Редакция «Всемирного Следопыта» отметила на конкурсе премией талантливый рассказ А. В. Германа и горячо желает автору дальнейших успехов в его работе.
----
Федук — рослый цыган в темно-синей поддевке — растянул в улыбке толстые губы, порылся в путанной черной бороде и. таинственно сверкая глазами на Маштака, спросил:
— Маштак, а помнишь ли ты Тусины мирикля[1])?
У Маштака резко соскочили брови к прищуренным глазам. Затем он взмахнул рукой и, как бы выгоняя из головы неприятную, жесткую мысль, нервно щелкнул пальцами:
— Чтоб они сгорели, эти мирикля! Они мне до сих пор спать не дают. Вот и сейчас чудятся мне…
Он не договорил, снова щелкнул пальцами и мотнул головой. Московские цыгане, сидевшие в комнате Маштака, с любопытством начали упрашивать его рассказать о мириклях. Федук продолжал молча улыбаться, готовясь выслушать знакомую ему кочевую историю.

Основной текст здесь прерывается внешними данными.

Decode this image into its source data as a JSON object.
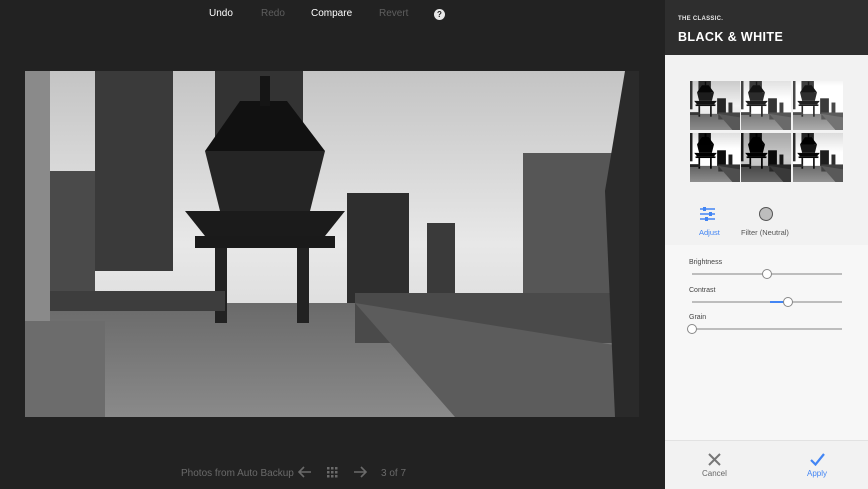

Не так давно он бросил кочовку и стал на землю. Приехав по делам в Москву, он узнал от знакомого цыгана, что лудильщик Маштак работает в городе на чугунно-литейном заводе. И теперь, разыскав Маштака в Петровском парке[2]), Федук сидел в его тесной, насквозь прокуренной комнате среди московских цыган-эстрадников, собравшихся, чтобы провести вместе вечер.

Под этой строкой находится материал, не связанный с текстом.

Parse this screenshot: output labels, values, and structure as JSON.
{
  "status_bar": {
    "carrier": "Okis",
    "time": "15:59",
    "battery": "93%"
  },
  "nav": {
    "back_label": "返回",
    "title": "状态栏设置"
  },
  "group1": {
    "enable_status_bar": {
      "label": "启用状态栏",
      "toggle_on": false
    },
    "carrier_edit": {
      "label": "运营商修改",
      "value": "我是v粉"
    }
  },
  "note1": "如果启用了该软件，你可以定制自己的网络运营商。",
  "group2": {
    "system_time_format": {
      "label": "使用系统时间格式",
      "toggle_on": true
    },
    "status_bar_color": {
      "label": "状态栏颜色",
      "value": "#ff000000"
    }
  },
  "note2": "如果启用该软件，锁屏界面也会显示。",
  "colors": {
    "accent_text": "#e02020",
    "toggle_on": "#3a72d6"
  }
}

— Ты не отказывайся, Маштак! — сказал один из цыган, наигрывавший на гитаре. — Говори, почему тебя такой пустяк волнует, не то Федук нам расскажет.

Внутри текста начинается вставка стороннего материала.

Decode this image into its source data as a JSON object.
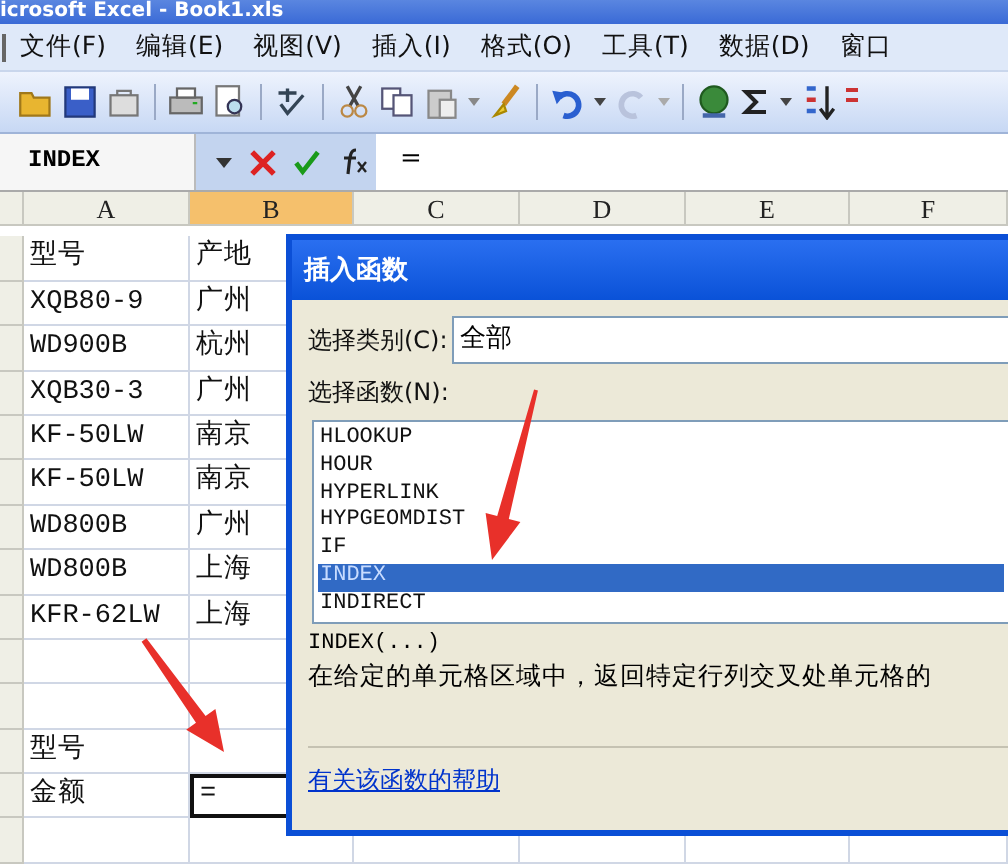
{
  "window": {
    "title": "icrosoft Excel - Book1.xls"
  },
  "menu": [
    "文件(F)",
    "编辑(E)",
    "视图(V)",
    "插入(I)",
    "格式(O)",
    "工具(T)",
    "数据(D)",
    "窗口"
  ],
  "formula_bar": {
    "name_box": "INDEX",
    "formula": "="
  },
  "columns": [
    {
      "label": "A",
      "selected": false
    },
    {
      "label": "B",
      "selected": true
    },
    {
      "label": "C",
      "selected": false
    },
    {
      "label": "D",
      "selected": false
    },
    {
      "label": "E",
      "selected": false
    },
    {
      "label": "F",
      "selected": false
    }
  ],
  "rows": [
    {
      "kind": "data",
      "cells": [
        {
          "text": "型号",
          "active": false
        },
        {
          "text": "产地",
          "active": false
        }
      ]
    },
    {
      "kind": "data",
      "cells": [
        {
          "text": "XQB80-9",
          "active": false
        },
        {
          "text": "广州",
          "active": false
        }
      ]
    },
    {
      "kind": "data",
      "cells": [
        {
          "text": "WD900B",
          "active": false
        },
        {
          "text": "杭州",
          "active": false
        }
      ]
    },
    {
      "kind": "data",
      "cells": [
        {
          "text": "XQB30-3",
          "active": false
        },
        {
          "text": "广州",
          "active": false
        }
      ]
    },
    {
      "kind": "data",
      "cells": [
        {
          "text": "KF-50LW",
          "active": false
        },
        {
          "text": "南京",
          "active": false
        }
      ]
    },
    {
      "kind": "data",
      "cells": [
        {
          "text": "KF-50LW",
          "active": false
        },
        {
          "text": "南京",
          "active": false
        }
      ]
    },
    {
      "kind": "data",
      "cells": [
        {
          "text": "WD800B",
          "active": false
        },
        {
          "text": "广州",
          "active": false
        }
      ]
    },
    {
      "kind": "data",
      "cells": [
        {
          "text": "WD800B",
          "active": false
        },
        {
          "text": "上海",
          "active": false
        }
      ]
    },
    {
      "kind": "data",
      "cells": [
        {
          "text": "KFR-62LW",
          "active": false
        },
        {
          "text": "上海",
          "active": false
        }
      ]
    },
    {
      "kind": "empty"
    },
    {
      "kind": "empty"
    },
    {
      "kind": "data",
      "cells": [
        {
          "text": "型号",
          "active": false
        }
      ]
    },
    {
      "kind": "data",
      "cells": [
        {
          "text": "金额",
          "active": false
        },
        {
          "text": "=",
          "active": true
        }
      ]
    },
    {
      "kind": "empty"
    }
  ],
  "dialog": {
    "title": "插入函数",
    "category_label": "选择类别(C):",
    "category_value": "全部",
    "function_label": "选择函数(N):",
    "functions": [
      {
        "name": "HLOOKUP",
        "selected": false
      },
      {
        "name": "HOUR",
        "selected": false
      },
      {
        "name": "HYPERLINK",
        "selected": false
      },
      {
        "name": "HYPGEOMDIST",
        "selected": false
      },
      {
        "name": "IF",
        "selected": false
      },
      {
        "name": "INDEX",
        "selected": true
      },
      {
        "name": "INDIRECT",
        "selected": false
      }
    ],
    "signature": "INDEX(...)",
    "description": "在给定的单元格区域中，返回特定行列交叉处单元格的",
    "help_link": "有关该函数的帮助"
  }
}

— Он хорошо умеет рассказывать, — сказал Федук. — Говори, Маштак!
— Я не откажусь. Правда, вспоминать мне не охота… Ну, да ладно, расскажу, как я гостил у бессарабских конокрадов. Вы их плохо знаете, а ловкие они… — И Маштак по старой кочевой привычке улегся на кровать и лениво начал свой рассказ.
I. Туся выручает.
В девятнадцатом году очутился я в плохом деле. Ранили меня белые в руку под Курском, и пролежал я тогда недели две в орловском госпитале, а потом отпустили меня на поправку домой. А какой наш дом! Ищи его в поле, где он катается! Когда в полку был, слышал я от цыган, что наш табор около Киева видали. Ну, а как туда попадешь, когда там белые? Еще засекут в дороге, если узнают, что в Красной армии служил. Вышел я из госпиталя, а к Орлу белые уже подходят. В городе суматоха варится. Куда деваться? Попытался на московский поезд сесть, а разве кому было до меня! Насажались в вагоны и не пускают. Думал-думал, — дай пойду пешком к Москве! Притащился я по шпалам с сумкой на станцию Песочная. Сижу там на рассвете сонный, голодные кишки пищат, а кругом такой же кипучий котел, что и на орловском вокзале: бегают люди туда и сюда и трясутся от страха. Сижу и горюю: по шпалам ли в Москву итти, или ждать что будет?.. А сон уже голову пригинает к земле. Вдруг слышу разговор цыганский. Смотрю — две цыганки: одной лет так семнадцать, а другая седая. Смекнул, что поблизости кочует табор. Не прогонят, думаю, своего цыгана. Радостно мне стало, и говорю им по-русски в шутку:
— Погадайте, цыганочки, скоро ли я родных увижу?
Подошла старая:
— Давай, счастливый, твою ручку. Всю тебе правду скажу.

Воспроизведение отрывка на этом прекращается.